Saturday, January 03, 2009
Fellow Travelers through the Seasons
My friend Jan took this photo of her log home outside Polson, Montana a couple days ago. Over New Years, we had several inches of new snow falling like it was getting paid for it. This is more snow than I've seen any winter in 14 years. Yee Haw. My friends are enjoying the slopes and lifts but I haven't pulled out the skis just yet.
In an older body, I find myself weighing the pros and cons of exposure to speed and ice, enjoying my current euphoria of mobile joints and the absence of concussions, wrenched muscles, or torn ligaments. I'll give it one more week. You might recall last winter's post about the final run down the mountain at Blacktail, complete with a 30 foot cartwheel, whiplash, and a mild concussion. Skiing back to the lodge that day after my 'yardsale', I promised myself a helmet before next season.

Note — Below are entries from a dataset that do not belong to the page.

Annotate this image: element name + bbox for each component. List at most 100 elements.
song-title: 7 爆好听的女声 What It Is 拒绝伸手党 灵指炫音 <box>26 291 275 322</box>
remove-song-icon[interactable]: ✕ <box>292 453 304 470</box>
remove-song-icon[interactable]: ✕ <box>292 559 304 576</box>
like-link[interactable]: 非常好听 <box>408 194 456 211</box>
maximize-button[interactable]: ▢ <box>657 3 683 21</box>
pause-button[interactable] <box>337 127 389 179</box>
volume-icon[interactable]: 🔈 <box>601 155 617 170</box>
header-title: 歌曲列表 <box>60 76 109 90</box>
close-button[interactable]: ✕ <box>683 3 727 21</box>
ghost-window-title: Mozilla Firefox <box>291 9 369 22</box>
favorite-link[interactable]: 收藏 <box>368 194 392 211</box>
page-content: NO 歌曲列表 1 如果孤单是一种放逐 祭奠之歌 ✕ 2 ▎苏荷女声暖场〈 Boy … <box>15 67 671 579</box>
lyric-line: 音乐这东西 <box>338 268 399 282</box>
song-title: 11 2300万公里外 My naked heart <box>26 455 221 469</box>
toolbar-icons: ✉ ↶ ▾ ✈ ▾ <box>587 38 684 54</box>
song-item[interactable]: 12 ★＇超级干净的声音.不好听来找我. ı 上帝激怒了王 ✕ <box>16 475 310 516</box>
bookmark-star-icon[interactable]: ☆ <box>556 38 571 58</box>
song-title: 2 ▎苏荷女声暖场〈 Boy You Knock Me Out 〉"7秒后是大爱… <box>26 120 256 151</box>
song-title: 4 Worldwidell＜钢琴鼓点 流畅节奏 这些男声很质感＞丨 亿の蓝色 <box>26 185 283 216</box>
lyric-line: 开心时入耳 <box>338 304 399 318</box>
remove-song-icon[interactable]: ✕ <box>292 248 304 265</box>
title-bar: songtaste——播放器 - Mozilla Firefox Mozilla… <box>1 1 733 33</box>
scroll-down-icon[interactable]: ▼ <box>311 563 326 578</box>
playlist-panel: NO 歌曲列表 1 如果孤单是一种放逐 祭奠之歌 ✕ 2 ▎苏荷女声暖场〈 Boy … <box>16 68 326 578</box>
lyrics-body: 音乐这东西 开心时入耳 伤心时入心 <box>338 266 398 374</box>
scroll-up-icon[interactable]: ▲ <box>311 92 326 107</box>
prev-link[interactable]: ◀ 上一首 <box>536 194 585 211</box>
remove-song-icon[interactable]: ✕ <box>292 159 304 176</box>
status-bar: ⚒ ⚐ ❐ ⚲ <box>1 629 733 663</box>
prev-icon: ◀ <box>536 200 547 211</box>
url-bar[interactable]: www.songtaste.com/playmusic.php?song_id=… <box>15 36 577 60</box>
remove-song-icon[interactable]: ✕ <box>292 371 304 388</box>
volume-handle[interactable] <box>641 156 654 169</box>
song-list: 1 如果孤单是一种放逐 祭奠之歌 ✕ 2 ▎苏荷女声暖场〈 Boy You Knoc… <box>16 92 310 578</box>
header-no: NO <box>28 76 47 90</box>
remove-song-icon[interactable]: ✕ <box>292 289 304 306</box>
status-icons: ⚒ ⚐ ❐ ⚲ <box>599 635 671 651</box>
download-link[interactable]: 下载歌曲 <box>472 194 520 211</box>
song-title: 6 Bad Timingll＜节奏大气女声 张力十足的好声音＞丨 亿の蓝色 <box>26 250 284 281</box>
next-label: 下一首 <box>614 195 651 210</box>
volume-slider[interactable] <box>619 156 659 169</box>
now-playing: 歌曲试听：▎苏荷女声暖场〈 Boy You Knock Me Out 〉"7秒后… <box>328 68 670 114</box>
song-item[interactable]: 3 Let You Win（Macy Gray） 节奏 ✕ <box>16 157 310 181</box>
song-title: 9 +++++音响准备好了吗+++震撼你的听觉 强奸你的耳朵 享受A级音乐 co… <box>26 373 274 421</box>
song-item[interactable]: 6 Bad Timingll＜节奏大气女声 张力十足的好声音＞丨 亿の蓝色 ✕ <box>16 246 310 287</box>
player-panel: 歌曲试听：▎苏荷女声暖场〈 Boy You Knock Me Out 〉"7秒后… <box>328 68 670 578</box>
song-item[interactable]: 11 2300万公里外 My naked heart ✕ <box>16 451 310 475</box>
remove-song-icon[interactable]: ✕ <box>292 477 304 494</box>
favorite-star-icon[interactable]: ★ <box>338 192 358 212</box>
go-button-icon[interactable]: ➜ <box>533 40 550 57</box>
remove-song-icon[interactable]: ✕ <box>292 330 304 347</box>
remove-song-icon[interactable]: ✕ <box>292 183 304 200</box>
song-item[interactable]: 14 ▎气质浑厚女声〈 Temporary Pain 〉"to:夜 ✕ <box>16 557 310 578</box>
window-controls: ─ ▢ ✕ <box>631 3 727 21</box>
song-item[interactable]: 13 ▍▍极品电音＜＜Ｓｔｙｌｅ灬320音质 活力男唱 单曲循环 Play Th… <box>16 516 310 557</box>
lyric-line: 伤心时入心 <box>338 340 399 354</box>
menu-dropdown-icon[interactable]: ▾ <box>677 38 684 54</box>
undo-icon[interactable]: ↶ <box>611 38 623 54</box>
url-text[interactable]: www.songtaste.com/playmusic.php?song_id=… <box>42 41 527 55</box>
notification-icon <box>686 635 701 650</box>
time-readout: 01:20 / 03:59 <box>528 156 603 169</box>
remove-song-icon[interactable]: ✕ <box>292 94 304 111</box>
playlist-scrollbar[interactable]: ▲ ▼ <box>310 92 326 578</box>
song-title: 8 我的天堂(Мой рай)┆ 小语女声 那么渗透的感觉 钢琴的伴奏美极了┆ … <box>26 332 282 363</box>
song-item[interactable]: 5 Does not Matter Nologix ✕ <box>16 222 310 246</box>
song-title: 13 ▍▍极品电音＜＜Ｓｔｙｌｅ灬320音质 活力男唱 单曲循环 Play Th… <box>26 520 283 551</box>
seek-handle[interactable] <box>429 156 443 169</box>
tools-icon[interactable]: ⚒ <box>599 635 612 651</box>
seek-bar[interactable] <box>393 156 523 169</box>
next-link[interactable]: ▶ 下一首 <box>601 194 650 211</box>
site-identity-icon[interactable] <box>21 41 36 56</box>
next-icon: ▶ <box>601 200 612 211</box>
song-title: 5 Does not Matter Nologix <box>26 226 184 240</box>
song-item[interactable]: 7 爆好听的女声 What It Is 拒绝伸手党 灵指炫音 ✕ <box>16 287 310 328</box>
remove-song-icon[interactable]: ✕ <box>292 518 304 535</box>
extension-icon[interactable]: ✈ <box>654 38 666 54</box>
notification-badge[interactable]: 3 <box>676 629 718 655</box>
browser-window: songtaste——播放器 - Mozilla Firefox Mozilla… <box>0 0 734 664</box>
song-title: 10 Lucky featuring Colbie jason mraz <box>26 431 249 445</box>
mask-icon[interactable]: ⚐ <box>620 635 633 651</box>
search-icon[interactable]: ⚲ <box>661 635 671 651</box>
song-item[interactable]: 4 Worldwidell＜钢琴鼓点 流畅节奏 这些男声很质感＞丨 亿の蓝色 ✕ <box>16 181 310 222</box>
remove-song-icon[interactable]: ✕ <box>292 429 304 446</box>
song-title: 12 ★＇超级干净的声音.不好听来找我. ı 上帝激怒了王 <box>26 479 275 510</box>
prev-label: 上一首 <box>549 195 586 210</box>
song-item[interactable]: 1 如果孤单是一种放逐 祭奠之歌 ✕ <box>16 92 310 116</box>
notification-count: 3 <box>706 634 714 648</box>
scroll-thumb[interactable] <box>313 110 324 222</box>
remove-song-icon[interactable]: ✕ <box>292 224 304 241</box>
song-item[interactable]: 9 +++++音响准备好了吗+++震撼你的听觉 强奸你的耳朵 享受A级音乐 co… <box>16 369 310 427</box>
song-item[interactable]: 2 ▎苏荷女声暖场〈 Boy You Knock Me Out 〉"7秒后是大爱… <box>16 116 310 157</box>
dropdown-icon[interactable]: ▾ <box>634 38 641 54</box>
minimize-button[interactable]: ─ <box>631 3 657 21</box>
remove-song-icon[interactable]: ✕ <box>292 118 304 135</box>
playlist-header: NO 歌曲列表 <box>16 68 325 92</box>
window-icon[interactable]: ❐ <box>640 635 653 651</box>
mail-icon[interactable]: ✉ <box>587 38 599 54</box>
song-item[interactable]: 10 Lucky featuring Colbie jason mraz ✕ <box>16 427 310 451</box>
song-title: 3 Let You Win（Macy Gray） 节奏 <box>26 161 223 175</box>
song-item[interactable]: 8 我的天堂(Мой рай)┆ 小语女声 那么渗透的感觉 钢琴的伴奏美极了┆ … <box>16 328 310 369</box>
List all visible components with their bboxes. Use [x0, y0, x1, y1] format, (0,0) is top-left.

Yes! Snow dresses up a little town like nobody's business. Gazing up at the mountains today, it looks like this could be Switzerland or Germany. The roadways are paved with vanilla frosting and the trees, buried under a limb bending load, look like splendid decorations. When the setting sun sparks the snow draped mountains with a peachy glow, it is all you can do to keep from shouting for joy. Here is another Jan Myers work of art taken from her house, I bet. Montana is the quick change artist of the world, going from summer to winter, and back again, in the blink of an eye. Or as my friend, Sailor Bill, puts it so wryly, "If you don't like the weather, just wait 5 minutes and you still won't like it."
Attempting to tackle my 'big guy' yesterday on a snowy slope at the dog park (in a moment of pure winter driven madness) I ended up face down in the snow, while he was still standing. But it was worth it, because somersaulting, frolicking, and making snow angels was the inevitable next thing to do down there.

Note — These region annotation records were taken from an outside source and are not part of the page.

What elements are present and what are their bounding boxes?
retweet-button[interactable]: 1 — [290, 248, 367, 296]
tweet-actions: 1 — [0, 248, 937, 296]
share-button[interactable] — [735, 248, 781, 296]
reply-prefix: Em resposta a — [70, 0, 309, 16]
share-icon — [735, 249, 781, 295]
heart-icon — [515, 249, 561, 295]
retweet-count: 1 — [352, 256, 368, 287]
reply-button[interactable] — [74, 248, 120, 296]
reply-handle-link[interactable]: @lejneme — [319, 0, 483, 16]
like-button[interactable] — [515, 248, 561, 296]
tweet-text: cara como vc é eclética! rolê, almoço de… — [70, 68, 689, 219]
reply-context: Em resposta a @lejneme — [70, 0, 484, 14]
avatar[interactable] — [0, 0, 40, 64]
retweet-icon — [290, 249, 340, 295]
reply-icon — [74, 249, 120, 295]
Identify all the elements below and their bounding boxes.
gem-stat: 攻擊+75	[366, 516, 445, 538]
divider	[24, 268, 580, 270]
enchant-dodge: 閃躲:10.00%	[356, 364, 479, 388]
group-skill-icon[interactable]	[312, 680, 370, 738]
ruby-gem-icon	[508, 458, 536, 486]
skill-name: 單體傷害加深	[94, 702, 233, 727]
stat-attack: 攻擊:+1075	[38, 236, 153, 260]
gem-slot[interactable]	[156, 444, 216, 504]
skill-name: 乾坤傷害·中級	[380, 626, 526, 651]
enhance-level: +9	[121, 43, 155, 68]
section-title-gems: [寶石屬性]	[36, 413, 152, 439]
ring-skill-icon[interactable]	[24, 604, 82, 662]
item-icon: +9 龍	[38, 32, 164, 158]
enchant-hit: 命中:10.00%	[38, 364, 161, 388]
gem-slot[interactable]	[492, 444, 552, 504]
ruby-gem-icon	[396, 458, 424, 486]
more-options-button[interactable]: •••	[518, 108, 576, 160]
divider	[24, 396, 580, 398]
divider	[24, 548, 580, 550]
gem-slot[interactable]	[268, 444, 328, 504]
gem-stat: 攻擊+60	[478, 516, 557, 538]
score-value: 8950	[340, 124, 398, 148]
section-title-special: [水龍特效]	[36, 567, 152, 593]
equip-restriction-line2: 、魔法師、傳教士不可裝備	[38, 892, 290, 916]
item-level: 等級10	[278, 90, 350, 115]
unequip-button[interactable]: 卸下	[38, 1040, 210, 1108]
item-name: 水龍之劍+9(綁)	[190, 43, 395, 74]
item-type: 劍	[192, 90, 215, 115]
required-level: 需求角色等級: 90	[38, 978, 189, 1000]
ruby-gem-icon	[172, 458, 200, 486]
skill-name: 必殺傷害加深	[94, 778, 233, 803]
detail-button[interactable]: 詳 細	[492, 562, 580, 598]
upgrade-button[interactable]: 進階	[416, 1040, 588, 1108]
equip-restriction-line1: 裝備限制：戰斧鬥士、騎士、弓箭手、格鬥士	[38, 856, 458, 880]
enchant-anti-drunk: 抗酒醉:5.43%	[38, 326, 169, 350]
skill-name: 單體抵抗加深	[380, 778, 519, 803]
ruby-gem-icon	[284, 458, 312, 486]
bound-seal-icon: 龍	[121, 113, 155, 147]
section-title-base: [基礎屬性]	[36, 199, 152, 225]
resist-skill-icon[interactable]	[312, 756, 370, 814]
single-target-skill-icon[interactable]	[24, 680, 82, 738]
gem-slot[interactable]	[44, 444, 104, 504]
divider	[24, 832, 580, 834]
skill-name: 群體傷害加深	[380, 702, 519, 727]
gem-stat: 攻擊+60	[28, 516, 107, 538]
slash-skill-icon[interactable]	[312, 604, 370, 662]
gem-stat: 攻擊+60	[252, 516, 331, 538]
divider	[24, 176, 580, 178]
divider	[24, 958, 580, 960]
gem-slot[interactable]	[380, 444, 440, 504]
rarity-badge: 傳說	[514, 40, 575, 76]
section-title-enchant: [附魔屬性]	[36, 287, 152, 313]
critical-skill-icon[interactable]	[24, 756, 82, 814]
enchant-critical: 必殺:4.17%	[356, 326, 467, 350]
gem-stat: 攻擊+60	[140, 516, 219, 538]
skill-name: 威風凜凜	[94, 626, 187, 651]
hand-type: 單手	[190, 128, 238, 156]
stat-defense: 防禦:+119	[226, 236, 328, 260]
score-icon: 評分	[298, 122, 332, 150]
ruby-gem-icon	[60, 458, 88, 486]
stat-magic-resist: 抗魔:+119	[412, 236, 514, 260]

For Christmas, my friend Mary gave me a photo from five years ago of the two of us hugging a snowman. We had built it the day before when the world was white. By the next day, everything had melted except our giant snowman with the crazy hat. He was listing to about 45 degrees and we couldn't get him upright, no matter how hard we grunted, but it made for a great photo and yet another memory to share.

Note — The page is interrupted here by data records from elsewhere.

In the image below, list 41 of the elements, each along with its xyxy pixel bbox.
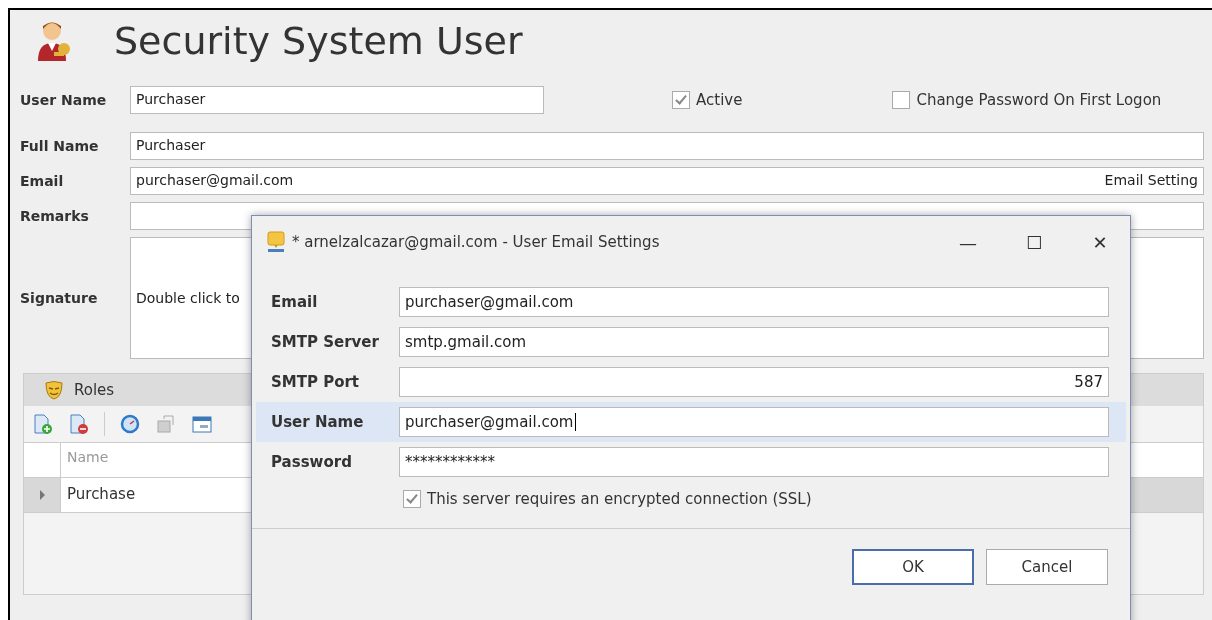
mail-icon xyxy=(266,231,286,253)
add-page-icon[interactable] xyxy=(32,413,54,435)
minimize-button[interactable]: — xyxy=(938,231,998,253)
input-field[interactable]: Purchaser xyxy=(130,132,1204,160)
input-field[interactable]: Purchaser xyxy=(130,86,544,114)
refresh-icon[interactable] xyxy=(119,413,141,435)
ok-button[interactable]: OK xyxy=(852,549,974,585)
field-label: SMTP Server xyxy=(271,333,380,351)
input-field[interactable]: ************ xyxy=(399,447,1109,477)
checkbox[interactable] xyxy=(892,91,911,109)
row-indicator-icon xyxy=(39,490,45,500)
mask-icon xyxy=(44,380,64,400)
panel-title: Roles xyxy=(74,381,115,399)
field-label: SMTP Port xyxy=(271,373,361,391)
field-label: Email xyxy=(271,293,319,311)
field-label: Signature xyxy=(20,290,99,306)
input-field[interactable]: purchaser@gmail.com xyxy=(399,407,1109,437)
remove-page-icon[interactable] xyxy=(68,413,90,435)
dialog-title: * arnelzalcazar@gmail.com - User Email Settings xyxy=(292,233,661,251)
input-field[interactable]: 587 xyxy=(399,367,1109,397)
cancel-button[interactable]: Cancel xyxy=(986,549,1108,585)
field-label: Password xyxy=(271,453,353,471)
field-label: Remarks xyxy=(20,208,90,224)
input-field[interactable]: purchaser@gmail.com xyxy=(136,172,294,190)
checkbox-label: Active xyxy=(696,91,743,109)
table-cell: Purchase xyxy=(61,478,253,512)
checkbox[interactable] xyxy=(672,91,690,109)
field-label: User Name xyxy=(271,413,365,431)
checkbox-label: Change Password On First Logon xyxy=(916,91,1162,109)
field-label: Full Name xyxy=(20,138,100,154)
window-title: Security System User xyxy=(114,19,523,63)
input-field[interactable]: purchaser@gmail.com xyxy=(399,287,1109,317)
input-field[interactable]: smtp.gmail.com xyxy=(399,327,1109,357)
form-icon[interactable] xyxy=(191,413,213,435)
maximize-button[interactable]: ☐ xyxy=(1004,231,1064,253)
checkbox-label: This server requires an encrypted connection (SSL) xyxy=(427,490,812,508)
checkbox[interactable] xyxy=(403,490,421,508)
close-button[interactable]: ✕ xyxy=(1070,231,1130,253)
email-setting-button[interactable]: Email Setting xyxy=(1104,172,1198,190)
field-label: User Name xyxy=(20,92,108,108)
field-label: Email xyxy=(20,173,65,189)
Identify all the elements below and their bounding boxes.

This past year, my maternal cousins-Martha, Matt, Cody, Mary & Lucia- have become beloved friends as we recently supported each other through the deaths of our two mothers, only months apart. Martha and I (the oldest) were already like sisters from decades of shared experiences. In the tub, she and I are the two on the right, with my brother Bill and her brother, Bo.
So strange how these little kids (Mary, Matt & Lucia) grew up to be the absolute coolest friends, not just to me and my brothers, but to their older sister Martha and to each other, as well. Wouldn't our recently deceased mom-sisters, Tony & Barb, be happy about that.
On the left is Barb & Jim (Mom's brother) on their wedding day.
Tony and Barb had ridden the school bus together when they were twelve and thirteen years old. They were there when each of them met their future husbands. They didn't know at that dewy age what agony their lives would hold and what it would take to survive it. Nevertheless, they each moved through over 80 years with a lot of grace and a devastating sense of humor-right up to the end. On the left, Marth & Matt are imitating our dog, Sam, instigated by Mom, (though she looks a lot like their mom in that photo).
Let's face it, the friends & family we treasure are what make any season memorable. Aging has taught me one thing. The things I thought mattered over the years are Nothing compared to the value to me, of each of my friends, siblings, cousins, and many of my acquaintances.
My youngest cousin, Lucia, had a dream the other day that Mom and Barb were bicycling together in that yonder place, like when they were kids. That thought put a giant grin on my face for the rest of the day!